European Union High Representative for Foreign Affairs and Security Policy Federica Mogherini (L) and European Union Commissioner for Jobs, Growth, Investment and Competitiveness Jyrki Katainen (R) talk to the media about the future of the European Defence at the European Union Commission headquarter in Brussels, on June 07, 2017. / AFP PHOTO / THIERRY CHARLIER
The EU unveiled an unprecedented plan for common defence spending on Wednesday to help Europe stand alone as a global military power, while urging the United States under Donald Trump to remain on the world stage.
The proposal by Brussels for a 5.5-billion-euro a year fund follows a Franco-German led bid to focus on security and defence to provide a new sense of purpose after the Brexit vote last year shook Europe.
But the incentive has grown stronger since the election of Trump, who berated his European partners on military spending at a raucous NATO summit in Brussels last month even as he pursues his “America First” policy.
EU diplomatic chief Federica Mogherini said the bloc would continue to “encourage our American friends to stay engaged in the global scene — I know it sounds surreal to hear this from Brussels to Washington but that is the reality of facts”.
But she said that there was a “growing need, desire to partner with the European Union, part of this might be linked to a certain unpredictability of positions on some issues our partners have seen in Washington.”
Her comments echo those by German Chancellor Angela Merkel who said last week that the US was no longer a reliable partner and that Europe had to take its destiny into its own hands.
The EU military plan would be a key part of this, Mogherini said, although insisting that it would not overlap the NATO military alliance.
“It’s not about substituting neither the alliance nor the United States, but it’s a matter of focusing on what we can do more for our own purposes, our own interests,” she said.
Adding to the sense of chaos, is a more assertive Russia and a series of deadly attacks claimed by Islamic State group in France, Belgium and Britain.
– No ‘EU army’ –
The new EU fund will consist of two parts.
The first will help member states finance defence research into fields such as electronics, encrypted software, robotics and drones.

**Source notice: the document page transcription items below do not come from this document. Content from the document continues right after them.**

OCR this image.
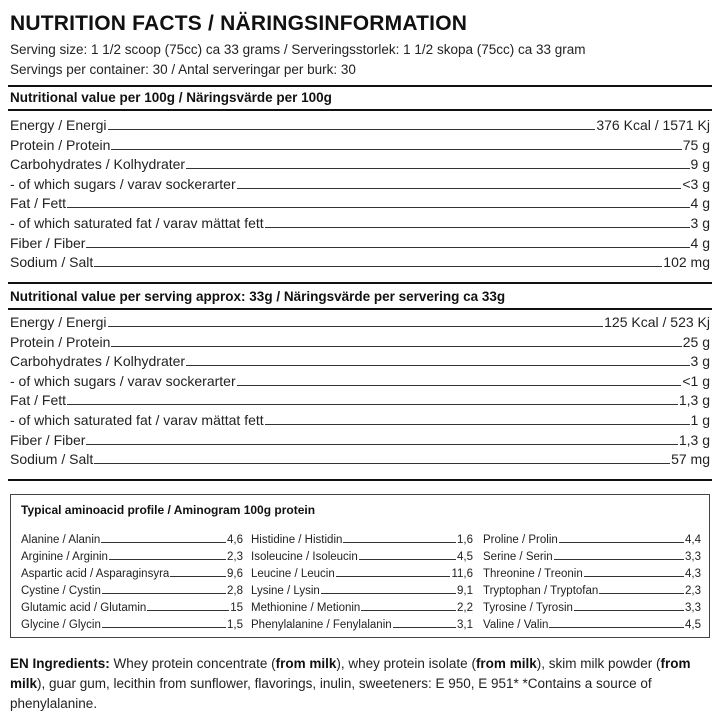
NUTRITION FACTS / NÄRINGSINFORMATION
Serving size: 1 1/2 scoop (75cc) ca 33 grams / Serveringsstorlek: 1 1/2 skopa (75cc) ca 33 gram
Servings per container: 30 / Antal serveringar per burk: 30
Nutritional value per 100g / Näringsvärde per 100g
Energy / Energi	376 Kcal / 1571 Kj
Protein / Protein	75 g
Carbohydrates / Kolhydrater	9 g
- of which sugars / varav sockerarter	<3 g
Fat / Fett	4 g
- of which saturated fat / varav mättat fett	3 g
Fiber / Fiber	4 g
Sodium / Salt	102 mg
Nutritional value per serving approx: 33g / Näringsvärde per servering ca 33g
Energy / Energi	125 Kcal / 523 Kj
Protein / Protein	25 g
Carbohydrates / Kolhydrater	3 g
- of which sugars / varav sockerarter	<1 g
Fat / Fett	1,3 g
- of which saturated fat / varav mättat fett	1 g
Fiber / Fiber	1,3 g
Sodium / Salt	57 mg
Typical aminoacid profile / Aminogram 100g protein
Alanine / Alanin	4,6
Arginine / Arginin	2,3
Aspartic acid / Asparaginsyra	9,6
Cystine / Cystin	2,8
Glutamic acid / Glutamin	15
Glycine / Glycin	1,5
Histidine / Histidin	1,6
Isoleucine / Isoleucin	4,5
Leucine / Leucin	11,6
Lysine / Lysin	9,1
Methionine / Metionin	2,2
Phenylalanine / Fenylalanin	3,1
Proline / Prolin	4,4
Serine / Serin	3,3
Threonine / Treonin	4,3
Tryptophan / Tryptofan	2,3
Tyrosine / Tyrosin	3,3
Valine / Valin	4,5
EN Ingredients: Whey protein concentrate (from milk), whey protein isolate (from milk), skim milk powder (from milk), guar gum, lecithin from sunflower, flavorings, inulin, sweeteners: E 950, E 951* *Contains a source of phenylalanine.
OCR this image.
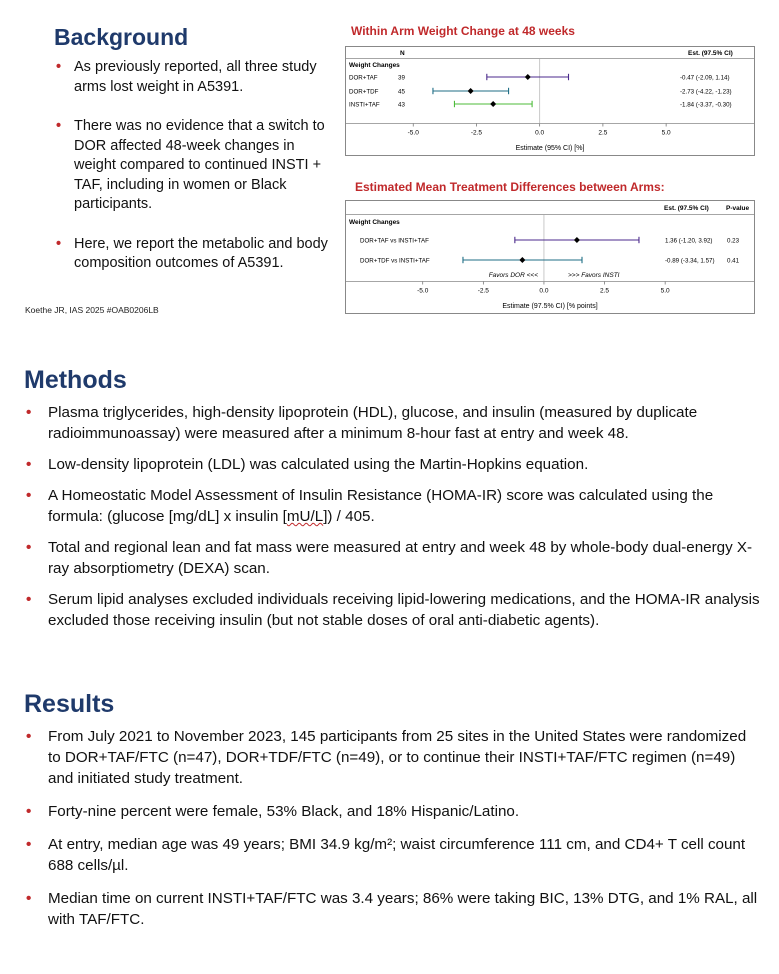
Background
• As previously reported, all three study arms lost weight in A5391.
• There was no evidence that a switch to DOR affected 48-week changes in weight compared to continued INSTI + TAF, including in women or Black participants.
• Here, we report the metabolic and body composition outcomes of A5391.
Koethe JR, IAS 2025 #OAB0206LB
Within Arm Weight Change at 48 weeks
N	Est. (97.5% CI)
Weight Changes
DOR+TAF	39	-0.47 (-2.09, 1.14)
DOR+TDF	45	-2.73 (-4.22, -1.23)
INSTI+TAF	43	-1.84 (-3.37, -0.30)
-5.0	-2.5	0.0	2.5	5.0
Estimate (95% CI) [%]
Estimated Mean Treatment Differences between Arms:
Est. (97.5% CI)	P-value
Weight Changes
DOR+TAF vs INSTI+TAF	1.36 (-1.20, 3.92) 0.23
DOR+TDF vs INSTI+TAF	-0.89 (-3.34, 1.57) 0.41
Favors DOR <<<	>>> Favors INSTI
-5.0	-2.5	0.0	2.5	5.0
Estimate (97.5% CI) [% points]
Methods
• Plasma triglycerides, high-density lipoprotein (HDL), glucose, and insulin (measured by duplicate radioimmunoassay) were measured after a minimum 8-hour fast at entry and week 48.
• Low-density lipoprotein (LDL) was calculated using the Martin-Hopkins equation.
• A Homeostatic Model Assessment of Insulin Resistance (HOMA-IR) score was calculated using the formula: (glucose [mg/dL] x insulin [mU/L]) / 405.
• Total and regional lean and fat mass were measured at entry and week 48 by whole-body dual-energy X-ray absorptiometry (DEXA) scan.
• Serum lipid analyses excluded individuals receiving lipid-lowering medications, and the HOMA-IR analysis excluded those receiving insulin (but not stable doses of oral anti-diabetic agents).
Results
• From July 2021 to November 2023, 145 participants from 25 sites in the United States were randomized to DOR+TAF/FTC (n=47), DOR+TDF/FTC (n=49), or to continue their INSTI+TAF/FTC regimen (n=49) and initiated study treatment.
• Forty-nine percent were female, 53% Black, and 18% Hispanic/Latino.
• At entry, median age was 49 years; BMI 34.9 kg/m²; waist circumference 111 cm, and CD4+ T cell count 688 cells/µl.
• Median time on current INSTI+TAF/FTC was 3.4 years; 86% were taking BIC, 13% DTG, and 1% RAL, all with TAF/FTC.
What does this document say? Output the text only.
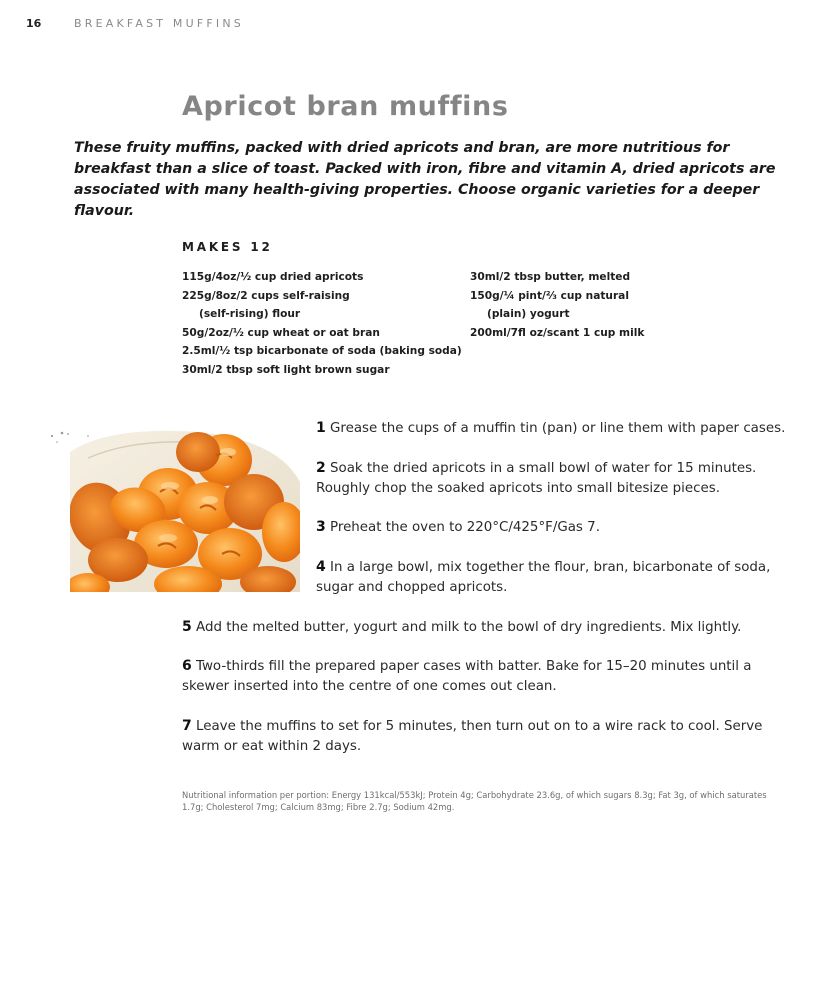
16	BREAKFAST MUFFINS
Apricot bran muffins

These fruity muffins, packed with dried apricots and bran, are more nutritious for breakfast than a slice of toast. Packed with iron, fibre and vitamin A, dried apricots are associated with many health-giving properties. Choose organic varieties for a deeper flavour.

MAKES 12
115g/4oz/½ cup dried apricots
225g/8oz/2 cups self-raising
(self-rising) flour
50g/2oz/½ cup wheat or oat bran
2.5ml/½ tsp bicarbonate of soda (baking soda)
30ml/2 tbsp soft light brown sugar
30ml/2 tbsp butter, melted
150g/¼ pint/⅔ cup natural
(plain) yogurt
200ml/7fl oz/scant 1 cup milk
1 Grease the cups of a muffin tin (pan) or line them with paper cases.
2 Soak the dried apricots in a small bowl of water for 15 minutes. Roughly chop the soaked apricots into small bitesize pieces.
3 Preheat the oven to 220°C/425°F/Gas 7.
4 In a large bowl, mix together the flour, bran, bicarbonate of soda, sugar and chopped apricots.
5 Add the melted butter, yogurt and milk to the bowl of dry ingredients. Mix lightly.
6 Two-thirds fill the prepared paper cases with batter. Bake for 15–20 minutes until a skewer inserted into the centre of one comes out clean.
7 Leave the muffins to set for 5 minutes, then turn out on to a wire rack to cool. Serve warm or eat within 2 days.

Nutritional information per portion: Energy 131kcal/553kJ; Protein 4g; Carbohydrate 23.6g, of which sugars 8.3g; Fat 3g, of which saturates 1.7g; Cholesterol 7mg; Calcium 83mg; Fibre 2.7g; Sodium 42mg.
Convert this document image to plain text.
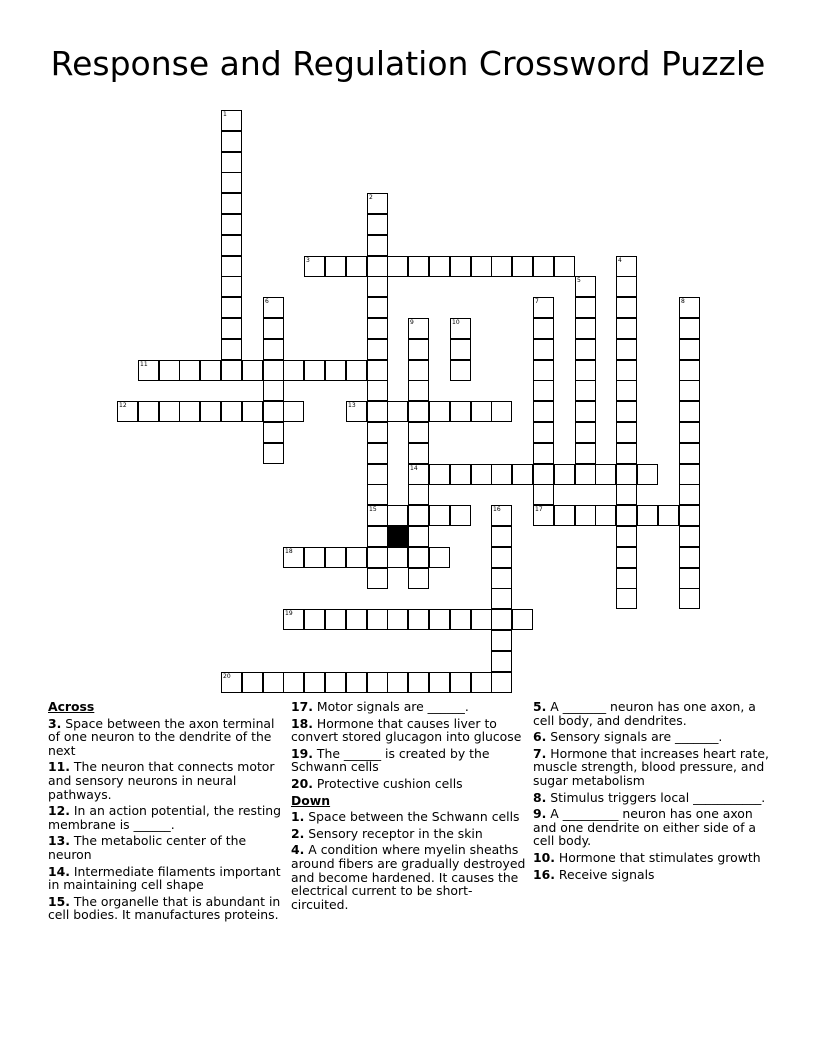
Response and Regulation Crossword Puzzle
1
2
15
3	4
5
6	7	8
9
14
10
11
12	13
16	17
18
19
20
Across
3. Space between the axon terminal of one neuron to the dendrite of the next
11. The neuron that connects motor and sensory neurons in neural pathways.
12. In an action potential, the resting membrane is ______.
13. The metabolic center of the neuron
14. Intermediate filaments important in maintaining cell shape
15. The organelle that is abundant in cell bodies. It manufactures proteins.
17. Motor signals are ______.
18. Hormone that causes liver to convert stored glucagon into glucose
19. The ______ is created by the Schwann cells
20. Protective cushion cells
Down
1. Space between the Schwann cells
2. Sensory receptor in the skin
4. A condition where myelin sheaths around fibers are gradually destroyed and become hardened. It causes the electrical current to be short-circuited.
5. A _______ neuron has one axon, a cell body, and dendrites.
6. Sensory signals are _______.
7. Hormone that increases heart rate, muscle strength, blood pressure, and sugar metabolism
8. Stimulus triggers local ___________.
9. A _________ neuron has one axon and one dendrite on either side of a cell body.
10. Hormone that stimulates growth
16. Receive signals
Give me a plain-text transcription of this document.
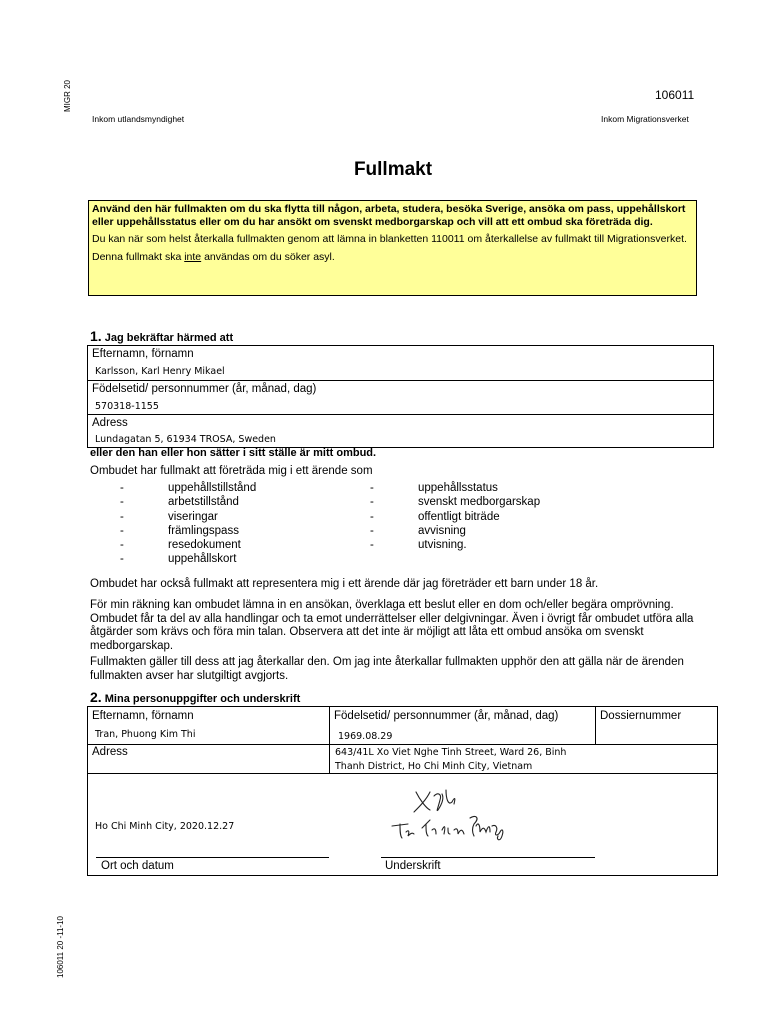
MIGR 20
106011 20 -11-10
106011
Inkom utlandsmyndighet	Inkom Migrationsverket
Fullmakt

Använd den här fullmakten om du ska flytta till någon, arbeta, studera, besöka Sverige, ansöka om pass, uppehållskort eller uppehållsstatus eller om du har ansökt om svenskt medborgarskap och vill att ett ombud ska företräda dig.

Du kan när som helst återkalla fullmakten genom att lämna in blanketten 110011 om återkallelse av fullmakt till Migrationsverket.

Denna fullmakt ska inte användas om du söker asyl.

1. Jag bekräftar härmed att
Efternamn, förnamn
Karlsson, Karl Henry Mikael
Födelsetid/ personnummer (år, månad, dag)
570318-1155
Adress
Lundagatan 5, 61934 TROSA, Sweden
eller den han eller hon sätter i sitt ställe är mitt ombud.
Ombudet har fullmakt att företräda mig i ett ärende som
-	uppehållstillstånd
-	arbetstillstånd
-	viseringar
-	främlingspass
-	resedokument
-	uppehållskort
-	uppehållsstatus
-	svenskt medborgarskap
-	offentligt biträde
-	avvisning
-	utvisning.
Ombudet har också fullmakt att representera mig i ett ärende där jag företräder ett barn under 18 år.
För min räkning kan ombudet lämna in en ansökan, överklaga ett beslut eller en dom och/eller begära omprövning. Ombudet får ta del av alla handlingar och ta emot underrättelser eller delgivningar. Även i övrigt får ombudet utföra alla åtgärder som krävs och föra min talan. Observera att det inte är möjligt att låta ett ombud ansöka om svenskt medborgarskap.
Fullmakten gäller till dess att jag återkallar den. Om jag inte återkallar fullmakten upphör den att gälla när de ärenden fullmakten avser har slutgiltigt avgjorts.
2. Mina personuppgifter och underskrift
Efternamn, förnamn
Tran, Phuong Kim Thi
Födelsetid/ personnummer (år, månad, dag)
1969.08.29
Dossiernummer
Adress	643/41L Xo Viet Nghe Tinh Street, Ward 26, Binh
Thanh District, Ho Chi Minh City, Vietnam
Ho Chi Minh City, 2020.12.27
Ort och datum	Underskrift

A draft unveiled at the end of 2016 envisaged a research programme with an annual budget of around 500 million euros after 2020.
The fund’s second portion will pool resources for big-ticket hardware purchases such as tanks, helicopters and drones.
This part would reach a budget of five billion euros a year once fully operational, with the commission arguing that member states waste 25 to 100 billion EU-wide when going alone.
Big questions remain on how the EU budget will pay for the new defence plans. The bloc will soon face an estimated 10-billion euro hole with the exit of net contributor Britain.
European nations also need to meet Trump’s demand that all NATO nations meet their commitment of spending 2 percent of GDP on defence.
But France and Germany, the EU’s powerhouses, have asked the commission to seize on Brexit as an opportunity for further defence cooperation given that Britain has always opposed closer EU defence ties.
London historically has feared that too much cooperation in Europe on military matters would diminish the centrality of US-dominated NATO to Europe’s security.
This opposition persists. EU member states last month agreed to set up a military command for training missions, but objections by Britain forced them to stop short of creating a full headquarters.
Brussels has repeatedly denied that it is creating an “EU army”.